Non è mai stato, Marini, tipo da nascondere, per opportunismo, sentimenti, stati d’animo e convincimenti. Persino – perché non dirlo – dell’anticomunismo originario. Mai viscerale, però. A suo modo, repubblicano. E forse anche riscattato quando, nell’ottobre del 1998, alla caduta del primo governo Prodi, pur potendo da segretario del Ppi contrastare Francesco Cossiga e porre il veto all’incarico di governo a Massimo D’Alema, scelse di rispettare quell’altra storia.
Così era stato nel sindacato. Già nella Cisl, dove a metà degli anni Sessanta era stato spinto da Giulio Pastore a rappresentare l’originaria anima democristiana. “Eravamo – ebbe poi a riconoscere – l’ala più a sinistra della Dc, la più vicina al mondo operaio, ma proprio per questo avevamo un rapporto molto competitivo con i comunisti”. Tanto da osteggiare le prime tappe verso l’unità organica con le altre due confederazioni sindacali favorite da Pierre Carniti, con cui condivideva la passione irruente per il sigaro, e Giorgio Benvenuto.

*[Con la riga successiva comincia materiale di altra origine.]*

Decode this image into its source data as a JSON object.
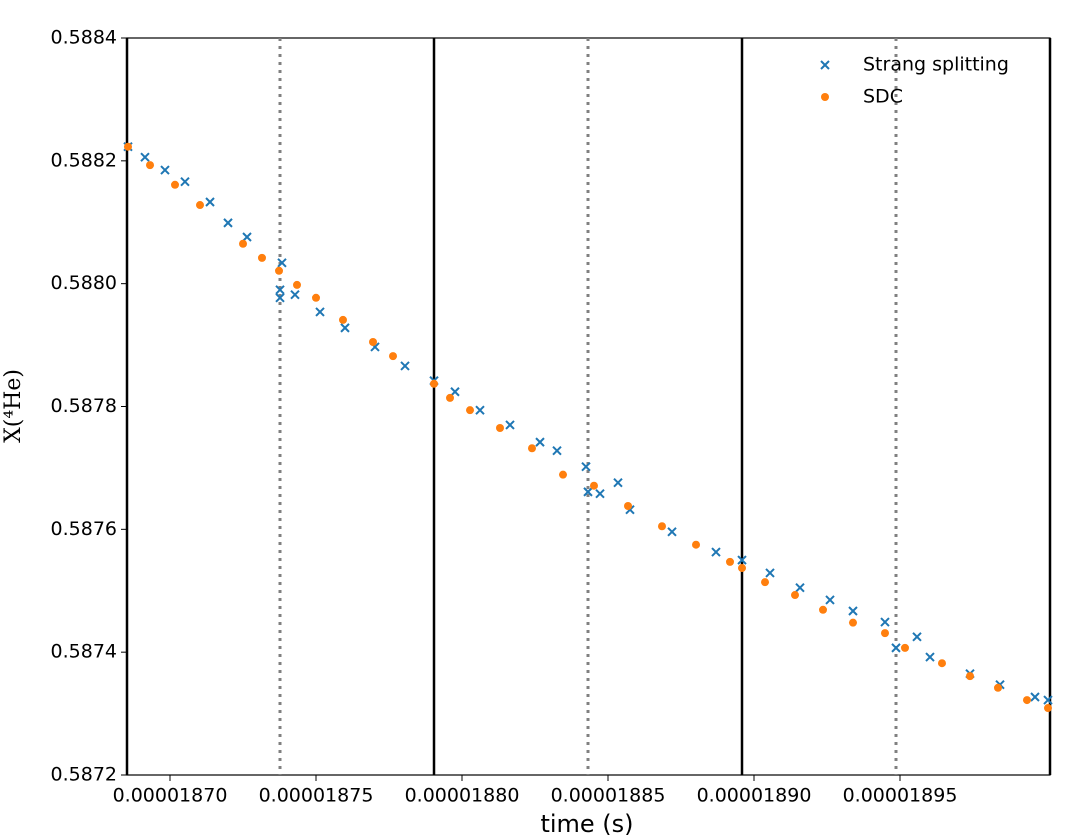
{
  "chart_data": {
    "type": "scatter",
    "xlabel": "time (s)",
    "ylabel": "X(⁴He)",
    "xlim": [
      1.868527e-05,
      1.900137e-05
    ],
    "ylim": [
      0.5872,
      0.5884
    ],
    "xticks": [
      {
        "value": 1.87e-05,
        "label": "0.00001870"
      },
      {
        "value": 1.875e-05,
        "label": "0.00001875"
      },
      {
        "value": 1.88e-05,
        "label": "0.00001880"
      },
      {
        "value": 1.885e-05,
        "label": "0.00001885"
      },
      {
        "value": 1.89e-05,
        "label": "0.00001890"
      },
      {
        "value": 1.895e-05,
        "label": "0.00001895"
      }
    ],
    "yticks": [
      0.5872,
      0.5874,
      0.5876,
      0.5878,
      {
        "value": 0.588,
        "label": "0.5880"
      },
      0.5882,
      0.5884
    ],
    "legend": "upper right",
    "solid_vlines": [
      1.868527e-05,
      1.879041e-05,
      1.889589e-05,
      1.900137e-05
    ],
    "dotted_vlines": [
      1.873767e-05,
      1.884315e-05,
      1.894863e-05
    ],
    "series": [
      {
        "name": "Strang splitting",
        "color": "#1f77b4",
        "marker": "x",
        "x": [
          1.868561e-05,
          1.869143e-05,
          1.869828e-05,
          1.870513e-05,
          1.87137e-05,
          1.871986e-05,
          1.872637e-05,
          1.873835e-05,
          1.873767e-05,
          1.873767e-05,
          1.87428e-05,
          1.875137e-05,
          1.875993e-05,
          1.87702e-05,
          1.878048e-05,
          1.879041e-05,
          1.87976e-05,
          1.880616e-05,
          1.881644e-05,
          1.882671e-05,
          1.883253e-05,
          1.884246e-05,
          1.884315e-05,
          1.884726e-05,
          1.885342e-05,
          1.885753e-05,
          1.887192e-05,
          1.888698e-05,
          1.889589e-05,
          1.890548e-05,
          1.891575e-05,
          1.892603e-05,
          1.89339e-05,
          1.894486e-05,
          1.894863e-05,
          1.895582e-05,
          1.896027e-05,
          1.897397e-05,
          1.898425e-05,
          1.899623e-05,
          1.900068e-05
        ],
        "values": [
          0.588223,
          0.588206,
          0.588185,
          0.588166,
          0.588133,
          0.588099,
          0.588076,
          0.588034,
          0.58799,
          0.587977,
          0.587982,
          0.587954,
          0.587928,
          0.587897,
          0.587866,
          0.587842,
          0.587824,
          0.587794,
          0.58777,
          0.587742,
          0.587728,
          0.587702,
          0.587661,
          0.587658,
          0.587676,
          0.587632,
          0.587596,
          0.587563,
          0.58755,
          0.587529,
          0.587505,
          0.587485,
          0.587467,
          0.587449,
          0.587407,
          0.587425,
          0.587392,
          0.587365,
          0.587347,
          0.587327,
          0.587322
        ]
      },
      {
        "name": "SDC",
        "color": "#ff7f0e",
        "marker": "o",
        "x": [
          1.868561e-05,
          1.869315e-05,
          1.870171e-05,
          1.871027e-05,
          1.8725e-05,
          1.87315e-05,
          1.873733e-05,
          1.874349e-05,
          1.875e-05,
          1.875924e-05,
          1.876952e-05,
          1.877637e-05,
          1.879041e-05,
          1.879589e-05,
          1.880274e-05,
          1.881301e-05,
          1.882397e-05,
          1.883459e-05,
          1.88452e-05,
          1.885685e-05,
          1.886849e-05,
          1.888014e-05,
          1.889178e-05,
          1.889589e-05,
          1.890377e-05,
          1.891404e-05,
          1.892363e-05,
          1.89339e-05,
          1.894486e-05,
          1.895171e-05,
          1.896438e-05,
          1.897397e-05,
          1.898356e-05,
          1.899349e-05,
          1.900068e-05
        ],
        "values": [
          0.588223,
          0.588193,
          0.588161,
          0.588128,
          0.588065,
          0.588042,
          0.588021,
          0.587998,
          0.587977,
          0.587941,
          0.587905,
          0.587882,
          0.587837,
          0.587814,
          0.587794,
          0.587765,
          0.587732,
          0.587689,
          0.587671,
          0.587638,
          0.587605,
          0.587575,
          0.587547,
          0.587537,
          0.587514,
          0.587493,
          0.587469,
          0.587448,
          0.587431,
          0.587407,
          0.587382,
          0.587361,
          0.587342,
          0.587322,
          0.587309
        ]
      }
    ]
  }
}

E però, quando con l’accordo separato con Bettino Craxi sulla scala mobile Carniti mise in gioco tutto, compresa l’autonomia della soggettività politica del sindacato, condivise con Luciano Lama, oltre alla riflessiva pipa, anche lo sforzo per recuperare almeno l’unità d’azione del mondo del lavoro.
Anche su questo, c’è un lascito di Marini da raccogliere: “Forse sbagliavo”, ha poi ammesso onestamente a proposito dei “condizionamenti” degli anni Settanta: “Quei condizionamenti non ci sono più, la situazione dei lavoratori è diventata estremamente più difficile e fare il sindacalista adesso è più complicato di allora perché nelle aziende ritrovi dipendenti con contratto a tempo indeterminato, a tempo determinato, a partita Iva, ti muovi insomma in una vera e propria giungla di tipologie contrattuali. Lo dico con grande sincerità, oggi l’unità io la farei”.
Ha fatto altro, Marini, negli 87 anni di vita, fino al buon ritiro minacciato dal virus di questo secolo. Ma la lezione, a ben guardare, sempre quella è.